Qualifiés, à juste titre et depuis des décennies par Samir AMIN , de « Périphérie » au service et à la remorque d’un « Centre » nous allons, pendant une brève période, bénéficier de « l’effet de ruissellement » des délocalisations menées par les pays riches et industrialisés. L’importance prise, par exemple, par les zones franches et l’AGOA dans notre économie et dans l’équilibre de notre balance commerciale en est la preuve irréfutable. Mais il nous faut nous persuader qu’il s’agit là d’un effet éphémère car les entreprises des zones sont, par nature, des « entreprises baladeuses » prêtes à déménager dès que les coûts de production sont plus favorables ailleurs. Ainsi, par une ruse de la conjoncture, la concurrence est aujourd’hui transférée entre pays pauvres !!!

Faut-il, dans ces conditions, renoncer à toute politique économique libératrice ?

Il est certainement temps, en cette époque de remise en cause de toutes les idées reçues, d’en finir avec notre propension au mimétisme et au suivisme et de tracer notre propre voie ;

La tragédie de pays pauvres, et surtout des pays africains, est d’avoir :

- toujours négligé ses paysans en privilégiant les cultures de traites, monopoles des grandes compagnies coloniales : « ….la terre ne vaut rien chez nous parce que les prix des produits agricoles sont désespérément bas….Le jour où l’on rémunérera au juste prix le travail de la terre, on verra celle-ci devenir un facteur réel de production… » (4)
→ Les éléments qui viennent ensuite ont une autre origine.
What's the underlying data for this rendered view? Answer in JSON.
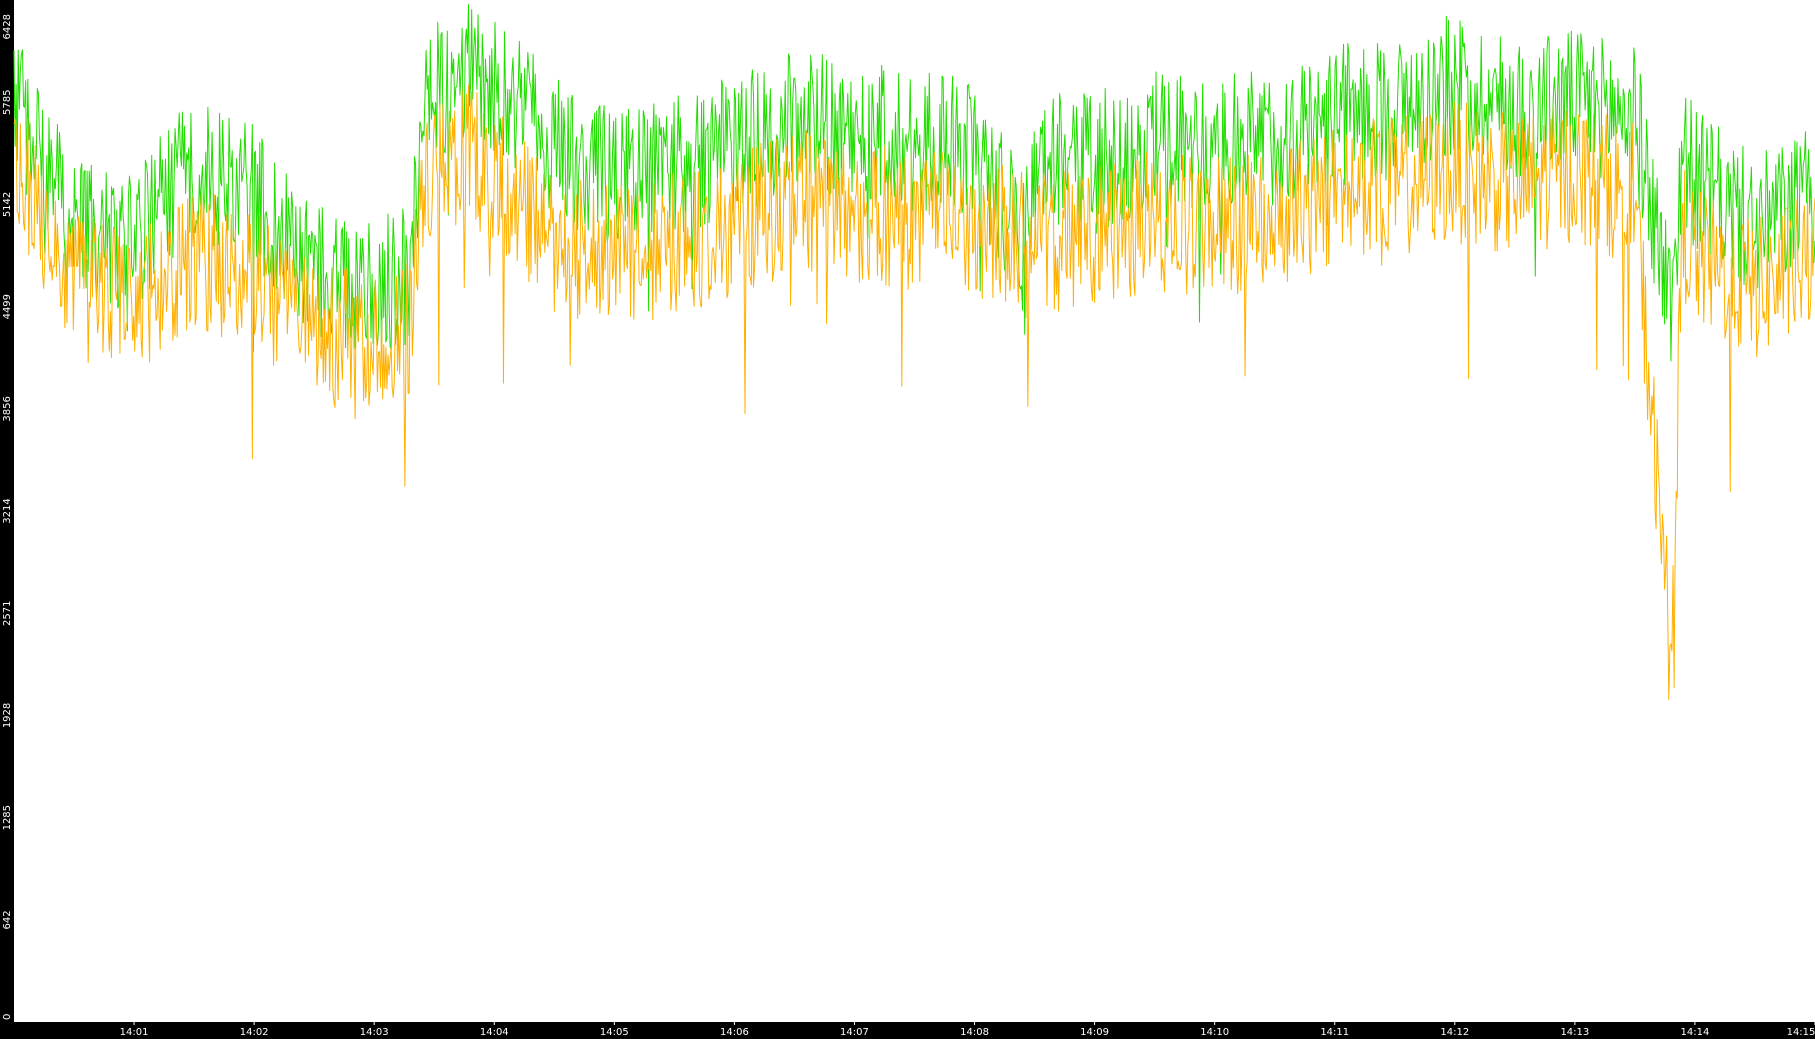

- suivi aveuglément les foucades des Institutions de Bretton–Woods , à l’origine des « éléphants blancs », de « l’ajustement structurel… , qui ont causé notre endettement et l’enrichissement de nos satrapes… Avec l’irruption de l’écologie dans les débats politico-économiques, avec la croissance fondée sur l’automobile, les terres cultivables empoisonnées par les pesticides et rétrécies par les autoroutes deviennent aujourd’hui la denrée rare.
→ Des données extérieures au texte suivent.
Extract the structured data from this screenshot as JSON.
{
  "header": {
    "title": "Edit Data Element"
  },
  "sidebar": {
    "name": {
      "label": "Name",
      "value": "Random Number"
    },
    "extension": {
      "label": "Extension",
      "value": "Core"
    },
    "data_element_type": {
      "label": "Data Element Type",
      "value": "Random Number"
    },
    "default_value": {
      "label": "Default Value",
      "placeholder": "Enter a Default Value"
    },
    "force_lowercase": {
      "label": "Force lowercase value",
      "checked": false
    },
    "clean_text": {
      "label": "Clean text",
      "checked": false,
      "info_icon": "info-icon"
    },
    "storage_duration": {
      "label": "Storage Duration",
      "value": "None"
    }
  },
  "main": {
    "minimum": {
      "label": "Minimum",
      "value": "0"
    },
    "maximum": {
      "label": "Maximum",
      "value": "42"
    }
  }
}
Aussi assistons nous, chaque jour, à une flambée des prix des denrées à alimentaires et, de par le monde, à une « razzia sur les terres arables » : les controverses brûlantes sur l’Affaire Daewoo auraient dû provoquer chez nous un profonde réflexion qui ne se serait pas cantonnée à la sacralité de la « Terre des Ancêtres » . Le moment est venu de s’imprégner de la pensée de deux grands économistes :

Samir Amin :

« …L’alternative est donc : accepter le développement mondialisé tel qu’il est, avec tout ce qu’il suppose, ou tenter de mettre en œuvre des politiques de développement autocentrés nationales et populaire, qui agiront comme des forces appelées à refaçonner à la fois les sociétés nationales et le système mondial…L’alternative est donc mondialisation ou élargissement d’une marge d’autonomie pour les peuples , les Etats et les nations, c’est-à-dire, au profit des classes populaires… » (5) Keynes/

« …Si les nations pouvaient apprendre à maintenir le plein emploi au moyen de leur seule politique intérieure…il ne devrait pas y avoir de force économique importante propre à dresser les intérêts des divers pays les uns contre les autres… »(6)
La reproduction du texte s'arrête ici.